3️⃣ Editing and refining narratives: While ChatGPT might generate general content, its expertise shines in editing. It can manage character count – a benefit for anyone who’s struggled with cutting down words – and if a program/sector lead tends to write a full page when only a paragraph is requested, ChatGPT can help to trim the text down to size. A simple prompt such as “Fix the grammar” or “Improve this sentence” can make the text clearer, more organized, and grammatically correct. It could also be an excellent tool to demonstrate different ways of writing a sentence – simply input the sentence and ask it to show you other alternatives or ways to phrase it.
4️⃣ Evaluating the proposal: This one is probably my favorite.
A– Assign ChatGPT the role of a donor focal point or a selection committee member by prompting it to “play the role of X donor technical advisor in Y location, your role is to…etc), B– provide it with the criteria from the Call for Proposal document and the Donor Strategy, C– input your narrative and prompt ChatGPT to evaluate your proposal. ChatGPT will then provide you with recommendations to improve your narrative, all from the perspective of a donor focal point. Amazing, right?
But don’t be fooled – with the results of this approach, there is no guarantee that the selection committee or evaluators behind the table will think and work in the same way as ChatGPT does.
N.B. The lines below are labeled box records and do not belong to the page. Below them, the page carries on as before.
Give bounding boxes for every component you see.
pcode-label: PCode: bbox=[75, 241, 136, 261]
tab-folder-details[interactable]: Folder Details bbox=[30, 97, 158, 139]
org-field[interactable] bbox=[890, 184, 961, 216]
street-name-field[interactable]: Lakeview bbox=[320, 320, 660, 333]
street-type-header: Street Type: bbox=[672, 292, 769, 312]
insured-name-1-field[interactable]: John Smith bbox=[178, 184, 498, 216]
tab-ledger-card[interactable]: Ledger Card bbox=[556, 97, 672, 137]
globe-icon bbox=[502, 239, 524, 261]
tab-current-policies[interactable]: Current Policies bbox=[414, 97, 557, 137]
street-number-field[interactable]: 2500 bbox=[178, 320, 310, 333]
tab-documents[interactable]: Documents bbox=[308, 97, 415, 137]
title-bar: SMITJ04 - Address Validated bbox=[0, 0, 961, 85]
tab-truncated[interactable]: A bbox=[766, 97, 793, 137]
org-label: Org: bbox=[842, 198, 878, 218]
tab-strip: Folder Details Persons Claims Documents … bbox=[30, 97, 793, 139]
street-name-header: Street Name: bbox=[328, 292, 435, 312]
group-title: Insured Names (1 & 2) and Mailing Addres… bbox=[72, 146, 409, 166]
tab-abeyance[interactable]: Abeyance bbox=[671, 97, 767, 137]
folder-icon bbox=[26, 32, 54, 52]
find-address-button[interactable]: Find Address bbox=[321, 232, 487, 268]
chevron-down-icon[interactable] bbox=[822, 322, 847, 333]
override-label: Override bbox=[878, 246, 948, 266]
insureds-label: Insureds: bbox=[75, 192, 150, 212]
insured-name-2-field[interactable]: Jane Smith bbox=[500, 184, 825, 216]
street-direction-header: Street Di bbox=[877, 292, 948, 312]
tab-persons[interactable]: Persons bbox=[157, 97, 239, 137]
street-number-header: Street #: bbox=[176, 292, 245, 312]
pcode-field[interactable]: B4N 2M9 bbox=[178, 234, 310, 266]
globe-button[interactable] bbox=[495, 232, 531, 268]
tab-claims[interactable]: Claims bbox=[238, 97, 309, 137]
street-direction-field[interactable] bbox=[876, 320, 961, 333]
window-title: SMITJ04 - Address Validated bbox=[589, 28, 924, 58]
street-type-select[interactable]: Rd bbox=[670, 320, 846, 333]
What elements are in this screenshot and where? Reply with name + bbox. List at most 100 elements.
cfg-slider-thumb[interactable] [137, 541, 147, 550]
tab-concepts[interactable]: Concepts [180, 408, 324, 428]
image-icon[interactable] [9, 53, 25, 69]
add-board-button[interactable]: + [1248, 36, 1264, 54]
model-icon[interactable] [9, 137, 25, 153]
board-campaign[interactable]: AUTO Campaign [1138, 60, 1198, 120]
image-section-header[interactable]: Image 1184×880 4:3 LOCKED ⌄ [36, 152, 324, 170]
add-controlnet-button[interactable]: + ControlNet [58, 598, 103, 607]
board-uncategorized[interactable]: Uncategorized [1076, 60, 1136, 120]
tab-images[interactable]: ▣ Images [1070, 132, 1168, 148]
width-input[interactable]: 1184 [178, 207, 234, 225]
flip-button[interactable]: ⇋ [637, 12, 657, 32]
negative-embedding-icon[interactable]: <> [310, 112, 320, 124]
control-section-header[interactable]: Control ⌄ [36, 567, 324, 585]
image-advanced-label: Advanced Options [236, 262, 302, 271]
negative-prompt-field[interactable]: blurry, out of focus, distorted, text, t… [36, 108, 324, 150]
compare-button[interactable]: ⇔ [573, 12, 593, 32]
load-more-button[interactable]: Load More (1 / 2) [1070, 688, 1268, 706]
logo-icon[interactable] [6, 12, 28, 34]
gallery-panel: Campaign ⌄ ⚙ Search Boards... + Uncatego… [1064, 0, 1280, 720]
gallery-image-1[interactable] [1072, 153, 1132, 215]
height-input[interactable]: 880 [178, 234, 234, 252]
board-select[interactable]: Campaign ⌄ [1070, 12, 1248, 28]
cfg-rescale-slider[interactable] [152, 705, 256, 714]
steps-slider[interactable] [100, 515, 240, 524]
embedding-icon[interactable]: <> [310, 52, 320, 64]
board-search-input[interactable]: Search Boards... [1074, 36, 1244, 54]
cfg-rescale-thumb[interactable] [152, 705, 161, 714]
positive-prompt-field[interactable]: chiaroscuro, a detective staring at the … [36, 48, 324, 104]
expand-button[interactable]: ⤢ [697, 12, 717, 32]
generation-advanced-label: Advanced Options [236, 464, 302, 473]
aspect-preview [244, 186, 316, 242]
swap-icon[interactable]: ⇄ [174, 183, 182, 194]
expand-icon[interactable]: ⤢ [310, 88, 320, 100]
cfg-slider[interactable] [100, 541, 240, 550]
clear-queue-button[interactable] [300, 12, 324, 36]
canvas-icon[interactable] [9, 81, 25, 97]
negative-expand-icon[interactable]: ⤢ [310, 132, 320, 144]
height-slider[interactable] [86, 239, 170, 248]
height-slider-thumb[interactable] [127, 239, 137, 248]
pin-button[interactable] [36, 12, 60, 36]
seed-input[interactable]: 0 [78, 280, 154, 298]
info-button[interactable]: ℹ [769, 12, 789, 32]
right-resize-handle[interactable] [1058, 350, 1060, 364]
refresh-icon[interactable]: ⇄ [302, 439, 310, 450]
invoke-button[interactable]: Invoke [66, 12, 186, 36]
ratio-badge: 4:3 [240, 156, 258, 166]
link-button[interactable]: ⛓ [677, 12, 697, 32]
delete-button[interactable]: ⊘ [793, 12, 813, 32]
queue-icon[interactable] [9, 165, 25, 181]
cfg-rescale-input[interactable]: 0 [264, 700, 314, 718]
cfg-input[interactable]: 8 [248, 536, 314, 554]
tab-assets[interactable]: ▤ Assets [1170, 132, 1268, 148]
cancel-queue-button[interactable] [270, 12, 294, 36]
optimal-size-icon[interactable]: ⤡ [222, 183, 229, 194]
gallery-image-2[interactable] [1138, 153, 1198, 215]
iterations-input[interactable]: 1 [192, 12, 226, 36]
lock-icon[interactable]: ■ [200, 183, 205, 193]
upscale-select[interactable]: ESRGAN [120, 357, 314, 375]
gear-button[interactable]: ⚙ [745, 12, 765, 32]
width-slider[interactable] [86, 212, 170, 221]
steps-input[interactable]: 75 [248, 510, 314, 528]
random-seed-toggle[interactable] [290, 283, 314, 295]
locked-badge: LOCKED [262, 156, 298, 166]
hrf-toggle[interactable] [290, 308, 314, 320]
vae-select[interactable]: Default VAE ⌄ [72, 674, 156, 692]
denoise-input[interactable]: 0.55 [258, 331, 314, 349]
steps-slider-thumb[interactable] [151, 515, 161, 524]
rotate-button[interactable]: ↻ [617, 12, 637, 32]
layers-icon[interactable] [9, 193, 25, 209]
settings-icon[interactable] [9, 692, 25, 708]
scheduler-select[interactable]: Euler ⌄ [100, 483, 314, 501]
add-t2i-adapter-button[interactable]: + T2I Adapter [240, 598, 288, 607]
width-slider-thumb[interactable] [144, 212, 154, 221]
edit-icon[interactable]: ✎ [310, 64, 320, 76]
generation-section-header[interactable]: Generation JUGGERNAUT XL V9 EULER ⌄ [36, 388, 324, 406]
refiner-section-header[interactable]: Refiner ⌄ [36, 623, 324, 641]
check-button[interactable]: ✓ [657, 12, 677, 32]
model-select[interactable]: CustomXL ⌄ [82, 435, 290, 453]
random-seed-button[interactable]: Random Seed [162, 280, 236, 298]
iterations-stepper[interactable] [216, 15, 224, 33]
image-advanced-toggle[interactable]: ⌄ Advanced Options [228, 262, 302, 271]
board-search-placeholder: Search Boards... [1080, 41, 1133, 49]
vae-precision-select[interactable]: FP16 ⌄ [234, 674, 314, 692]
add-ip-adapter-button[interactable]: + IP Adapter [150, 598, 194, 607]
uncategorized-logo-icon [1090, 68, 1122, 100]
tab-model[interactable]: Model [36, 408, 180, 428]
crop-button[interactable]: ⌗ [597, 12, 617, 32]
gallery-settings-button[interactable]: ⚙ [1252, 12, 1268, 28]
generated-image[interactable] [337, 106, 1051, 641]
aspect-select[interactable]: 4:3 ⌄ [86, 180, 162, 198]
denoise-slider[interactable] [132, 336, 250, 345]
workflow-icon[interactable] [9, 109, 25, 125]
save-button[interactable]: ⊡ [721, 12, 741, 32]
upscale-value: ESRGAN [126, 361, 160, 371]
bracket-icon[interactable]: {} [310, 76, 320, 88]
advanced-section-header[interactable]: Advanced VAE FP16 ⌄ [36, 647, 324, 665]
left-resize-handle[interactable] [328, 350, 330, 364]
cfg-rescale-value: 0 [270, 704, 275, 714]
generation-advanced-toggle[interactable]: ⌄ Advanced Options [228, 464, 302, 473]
However, it could help you to pinpoint potential oversights or areas that require improvement.
5️⃣ Drafting the budget narrative and more: Here’s a task for you to explore – use ChatGPT to draft your budget narrative or support in the drafting of proposal annexes. Provide the figures and brief descriptions, and let ChatGPT do the magic and flesh out the narrative.
Similarly, you can use ChatGPT to help draft your procurement plan, value-for-money document, and other proposal annexes that require clear writing based on a short text. There’s a lot of potential here, but I will leave this for you to explore.
6️⃣ Bonus tip: Are you, like me, sometimes in need of a brainstorming session with someone who isn’t involved in your process? Someone who isn’t part of the design of the project or the proposal? Someone or maybe… Something?
ChatGPT serves as an excellent brainstorming tool in these scenarios. I sometimes prompt ChatGPT to reflect on an idea that I have, or on a piece of text I’ve written, and I may also ask it to provide reflections from a different perspective. It can do the same for your project design or any aspect of your proposal writing process.
There are many ways to use ChatGPT and other AI tools, and I recommend learning how to prompt them as your new skill, exploring AI tools and testing them. But it’s important to follow your organization’s data protection rules and avoid entering community or personal information. Always consider ethical use, be aware of the bias and hallucinations that can occur with these AI tools, and understand that ChatGPT is not a replacement for human insight, judgment, or creativity.